The Maharashtra government has begun a crackdown on its Multani community which has a record of smuggling timber from Telangana. An early morning raid on Chikhli village in Kinwat taluk in Nanded district, about 55 km from Adilabad district headquarters, by a posse of armed policemen from Maharashtra State Reserve Police and forest officials on February 2 yielded 29 tractors and one van full of illegally felled teak wood and unfinished furniture.
The raiding team even used a drone to locate the contraband timber in and around Chikhli which has 550 households and a population of 2,500 Multanis. The community in this village which lies 15 km away from the Taluka headquarters and about 6 km from the inter-State border near Dedra village in Bazarhatnoor mandal of Adilabad district shares relationship with the Multanis of Ichoda mandal.

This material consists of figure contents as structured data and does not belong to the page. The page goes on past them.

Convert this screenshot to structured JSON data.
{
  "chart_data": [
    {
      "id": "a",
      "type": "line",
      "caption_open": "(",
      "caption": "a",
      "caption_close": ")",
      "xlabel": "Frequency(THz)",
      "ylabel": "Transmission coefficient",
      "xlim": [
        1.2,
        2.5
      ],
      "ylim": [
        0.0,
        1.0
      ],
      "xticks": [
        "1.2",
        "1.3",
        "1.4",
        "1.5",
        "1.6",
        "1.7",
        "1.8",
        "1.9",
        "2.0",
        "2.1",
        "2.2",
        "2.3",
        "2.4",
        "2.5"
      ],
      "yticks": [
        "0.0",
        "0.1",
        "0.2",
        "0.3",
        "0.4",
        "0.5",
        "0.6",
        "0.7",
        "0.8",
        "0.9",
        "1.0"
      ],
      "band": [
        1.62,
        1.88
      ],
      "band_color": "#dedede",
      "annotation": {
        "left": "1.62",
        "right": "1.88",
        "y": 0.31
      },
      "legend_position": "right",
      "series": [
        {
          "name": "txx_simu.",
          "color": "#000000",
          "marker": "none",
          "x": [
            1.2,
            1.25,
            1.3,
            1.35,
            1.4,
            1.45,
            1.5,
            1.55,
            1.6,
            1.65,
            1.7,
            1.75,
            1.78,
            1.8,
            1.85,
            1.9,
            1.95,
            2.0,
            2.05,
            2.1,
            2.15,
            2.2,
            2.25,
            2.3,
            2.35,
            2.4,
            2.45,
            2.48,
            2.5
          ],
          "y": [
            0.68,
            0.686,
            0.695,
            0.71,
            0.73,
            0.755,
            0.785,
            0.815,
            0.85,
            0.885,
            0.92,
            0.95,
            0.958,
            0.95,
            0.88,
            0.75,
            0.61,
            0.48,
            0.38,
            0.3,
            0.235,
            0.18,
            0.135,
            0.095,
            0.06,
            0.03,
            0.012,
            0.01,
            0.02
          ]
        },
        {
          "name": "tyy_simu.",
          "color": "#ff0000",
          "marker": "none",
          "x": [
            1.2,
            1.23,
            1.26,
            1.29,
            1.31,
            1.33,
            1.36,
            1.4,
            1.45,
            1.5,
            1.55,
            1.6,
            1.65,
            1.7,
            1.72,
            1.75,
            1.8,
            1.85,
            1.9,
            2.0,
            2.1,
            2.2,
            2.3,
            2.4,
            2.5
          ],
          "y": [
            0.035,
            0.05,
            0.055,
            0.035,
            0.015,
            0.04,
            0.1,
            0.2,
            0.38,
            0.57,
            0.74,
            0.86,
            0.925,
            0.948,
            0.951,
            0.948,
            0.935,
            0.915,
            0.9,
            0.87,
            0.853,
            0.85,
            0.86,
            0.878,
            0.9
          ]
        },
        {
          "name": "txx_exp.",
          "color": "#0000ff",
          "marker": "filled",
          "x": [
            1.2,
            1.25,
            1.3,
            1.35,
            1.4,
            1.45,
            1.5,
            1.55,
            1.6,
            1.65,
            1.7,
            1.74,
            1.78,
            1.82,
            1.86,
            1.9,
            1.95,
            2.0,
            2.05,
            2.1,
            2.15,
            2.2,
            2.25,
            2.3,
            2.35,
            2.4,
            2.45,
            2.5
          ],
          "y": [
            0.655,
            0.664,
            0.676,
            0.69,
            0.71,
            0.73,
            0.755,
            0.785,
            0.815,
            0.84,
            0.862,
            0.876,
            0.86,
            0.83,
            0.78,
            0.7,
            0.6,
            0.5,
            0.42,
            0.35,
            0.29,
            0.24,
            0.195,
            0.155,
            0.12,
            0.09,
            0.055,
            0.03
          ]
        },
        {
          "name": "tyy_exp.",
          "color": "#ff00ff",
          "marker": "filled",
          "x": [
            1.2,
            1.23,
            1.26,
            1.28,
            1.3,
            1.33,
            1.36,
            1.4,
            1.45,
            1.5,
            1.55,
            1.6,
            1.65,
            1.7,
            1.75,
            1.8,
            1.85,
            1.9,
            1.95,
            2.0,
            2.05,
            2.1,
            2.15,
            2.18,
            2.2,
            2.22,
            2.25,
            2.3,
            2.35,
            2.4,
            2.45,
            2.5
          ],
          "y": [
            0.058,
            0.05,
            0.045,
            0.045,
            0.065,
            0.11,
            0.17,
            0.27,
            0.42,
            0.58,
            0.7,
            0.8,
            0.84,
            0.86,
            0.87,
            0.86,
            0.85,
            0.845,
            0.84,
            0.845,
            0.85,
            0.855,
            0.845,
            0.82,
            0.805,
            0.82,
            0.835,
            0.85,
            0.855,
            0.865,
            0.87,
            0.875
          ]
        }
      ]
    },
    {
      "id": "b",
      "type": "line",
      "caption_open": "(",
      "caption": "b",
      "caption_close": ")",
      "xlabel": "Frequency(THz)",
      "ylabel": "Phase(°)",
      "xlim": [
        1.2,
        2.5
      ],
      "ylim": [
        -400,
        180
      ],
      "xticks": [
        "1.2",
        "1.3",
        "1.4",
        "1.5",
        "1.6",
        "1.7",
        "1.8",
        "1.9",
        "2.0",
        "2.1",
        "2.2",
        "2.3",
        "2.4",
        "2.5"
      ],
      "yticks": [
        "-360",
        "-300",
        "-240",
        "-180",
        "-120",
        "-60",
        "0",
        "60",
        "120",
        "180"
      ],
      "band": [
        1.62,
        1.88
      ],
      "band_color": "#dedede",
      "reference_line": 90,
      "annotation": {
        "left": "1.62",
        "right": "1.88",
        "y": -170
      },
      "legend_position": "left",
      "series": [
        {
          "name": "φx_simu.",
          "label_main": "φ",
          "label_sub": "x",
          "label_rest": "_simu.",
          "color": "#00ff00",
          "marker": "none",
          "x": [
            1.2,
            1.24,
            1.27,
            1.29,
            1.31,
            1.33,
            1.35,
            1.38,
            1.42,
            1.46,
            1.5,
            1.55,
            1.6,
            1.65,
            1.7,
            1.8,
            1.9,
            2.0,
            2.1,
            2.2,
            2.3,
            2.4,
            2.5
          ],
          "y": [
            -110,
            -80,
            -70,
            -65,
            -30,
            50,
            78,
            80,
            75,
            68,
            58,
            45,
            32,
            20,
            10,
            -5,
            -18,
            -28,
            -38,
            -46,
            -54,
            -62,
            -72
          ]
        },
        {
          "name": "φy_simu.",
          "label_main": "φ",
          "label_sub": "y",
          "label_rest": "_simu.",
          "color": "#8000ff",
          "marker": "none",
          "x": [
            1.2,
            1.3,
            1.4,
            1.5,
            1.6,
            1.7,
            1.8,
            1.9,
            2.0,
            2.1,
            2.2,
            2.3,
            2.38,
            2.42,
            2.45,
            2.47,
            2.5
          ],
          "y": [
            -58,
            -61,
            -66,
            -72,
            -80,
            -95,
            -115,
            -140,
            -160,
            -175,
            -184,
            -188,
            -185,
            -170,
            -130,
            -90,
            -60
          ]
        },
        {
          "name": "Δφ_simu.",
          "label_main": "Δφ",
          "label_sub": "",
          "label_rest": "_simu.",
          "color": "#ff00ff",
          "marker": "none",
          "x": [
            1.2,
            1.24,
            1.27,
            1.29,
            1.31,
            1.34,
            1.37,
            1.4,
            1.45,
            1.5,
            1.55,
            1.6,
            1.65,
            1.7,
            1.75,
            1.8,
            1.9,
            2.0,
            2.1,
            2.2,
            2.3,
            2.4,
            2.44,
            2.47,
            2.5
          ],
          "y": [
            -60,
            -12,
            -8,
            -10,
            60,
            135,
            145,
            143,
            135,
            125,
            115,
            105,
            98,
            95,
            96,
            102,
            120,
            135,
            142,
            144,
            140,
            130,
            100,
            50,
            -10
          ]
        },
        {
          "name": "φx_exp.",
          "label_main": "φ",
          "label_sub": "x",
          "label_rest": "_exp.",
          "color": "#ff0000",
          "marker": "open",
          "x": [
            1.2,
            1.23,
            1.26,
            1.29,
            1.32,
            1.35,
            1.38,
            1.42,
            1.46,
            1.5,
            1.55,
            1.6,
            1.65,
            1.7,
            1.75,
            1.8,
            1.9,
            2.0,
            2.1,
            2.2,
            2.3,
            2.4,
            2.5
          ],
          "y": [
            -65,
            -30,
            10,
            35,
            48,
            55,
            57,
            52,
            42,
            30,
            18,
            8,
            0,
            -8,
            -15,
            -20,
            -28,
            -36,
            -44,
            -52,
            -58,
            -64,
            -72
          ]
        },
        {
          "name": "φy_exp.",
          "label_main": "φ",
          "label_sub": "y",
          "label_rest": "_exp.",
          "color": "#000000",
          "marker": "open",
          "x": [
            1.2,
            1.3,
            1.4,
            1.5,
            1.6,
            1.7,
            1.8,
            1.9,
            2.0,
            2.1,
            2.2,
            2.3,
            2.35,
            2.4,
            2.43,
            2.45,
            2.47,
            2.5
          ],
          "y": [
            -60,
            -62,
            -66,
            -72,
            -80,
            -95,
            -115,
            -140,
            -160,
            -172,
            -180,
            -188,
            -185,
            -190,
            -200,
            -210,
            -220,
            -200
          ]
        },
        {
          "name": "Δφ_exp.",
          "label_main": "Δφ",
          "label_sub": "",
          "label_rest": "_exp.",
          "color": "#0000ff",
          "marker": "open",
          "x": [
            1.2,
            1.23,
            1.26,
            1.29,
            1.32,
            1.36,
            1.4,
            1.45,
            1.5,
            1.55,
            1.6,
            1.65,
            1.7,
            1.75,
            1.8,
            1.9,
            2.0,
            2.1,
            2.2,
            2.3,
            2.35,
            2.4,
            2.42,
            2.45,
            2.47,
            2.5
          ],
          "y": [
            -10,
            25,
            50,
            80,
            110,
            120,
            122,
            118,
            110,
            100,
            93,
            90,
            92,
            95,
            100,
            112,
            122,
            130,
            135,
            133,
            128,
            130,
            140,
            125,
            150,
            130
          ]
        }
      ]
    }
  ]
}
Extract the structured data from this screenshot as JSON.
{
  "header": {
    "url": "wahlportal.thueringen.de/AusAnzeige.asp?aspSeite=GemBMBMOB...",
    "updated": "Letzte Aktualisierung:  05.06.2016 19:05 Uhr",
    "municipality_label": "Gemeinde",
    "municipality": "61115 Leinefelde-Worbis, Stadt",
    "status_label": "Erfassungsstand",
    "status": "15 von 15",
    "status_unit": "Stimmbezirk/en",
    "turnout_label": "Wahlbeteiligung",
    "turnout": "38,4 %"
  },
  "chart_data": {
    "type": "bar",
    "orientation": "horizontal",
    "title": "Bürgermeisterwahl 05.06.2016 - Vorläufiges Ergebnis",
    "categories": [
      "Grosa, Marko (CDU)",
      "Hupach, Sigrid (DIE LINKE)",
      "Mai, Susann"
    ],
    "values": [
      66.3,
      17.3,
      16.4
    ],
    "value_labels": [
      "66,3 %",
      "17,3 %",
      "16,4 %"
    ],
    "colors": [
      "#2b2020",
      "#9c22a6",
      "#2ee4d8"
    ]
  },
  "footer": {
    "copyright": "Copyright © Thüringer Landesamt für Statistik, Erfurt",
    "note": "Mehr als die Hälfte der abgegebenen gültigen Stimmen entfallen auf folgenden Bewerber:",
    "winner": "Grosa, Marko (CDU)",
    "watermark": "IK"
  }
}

The move of the neighbouring State’s department in control of forest offences compliments the ongoing special drive undertaken with the same objective by the Telangana government. The latter has lost enormous stretches of teak wood forest in Kosai, Umri, Ratnapur and Chittakarra in Talamadugu mandal and Vagai tanda, Dedra and Mankapur in Bazarhatnoor mandal over the years. “For the next two months at least we will act tough with the timber smugglers,” declared Kinwat Sub Divisional Forest Officer Rajendra Nale. Talking to The Hindu at his office, Mr. Nale also referred to the smuggling of timber on trains.
‘Create awareness’
Activist and regional coordinator of Vanavasi Kalyan Ashram organisation in Kinwat, Govardhan Munde, however, also wanted the department to create awareness among forest communities about the loss of their forests. He demanded implementation of the Section 3 (1) (i) under Community Forest Rights of the Forest Rights Act, 2006 so that the vegetation can be protected by local communities. “The Forest Department also needs to stop timber being smuggled out to Nizamabad saw mills from Bodhdi, a village about 17 km from Kinwat on Nanded route,” he added.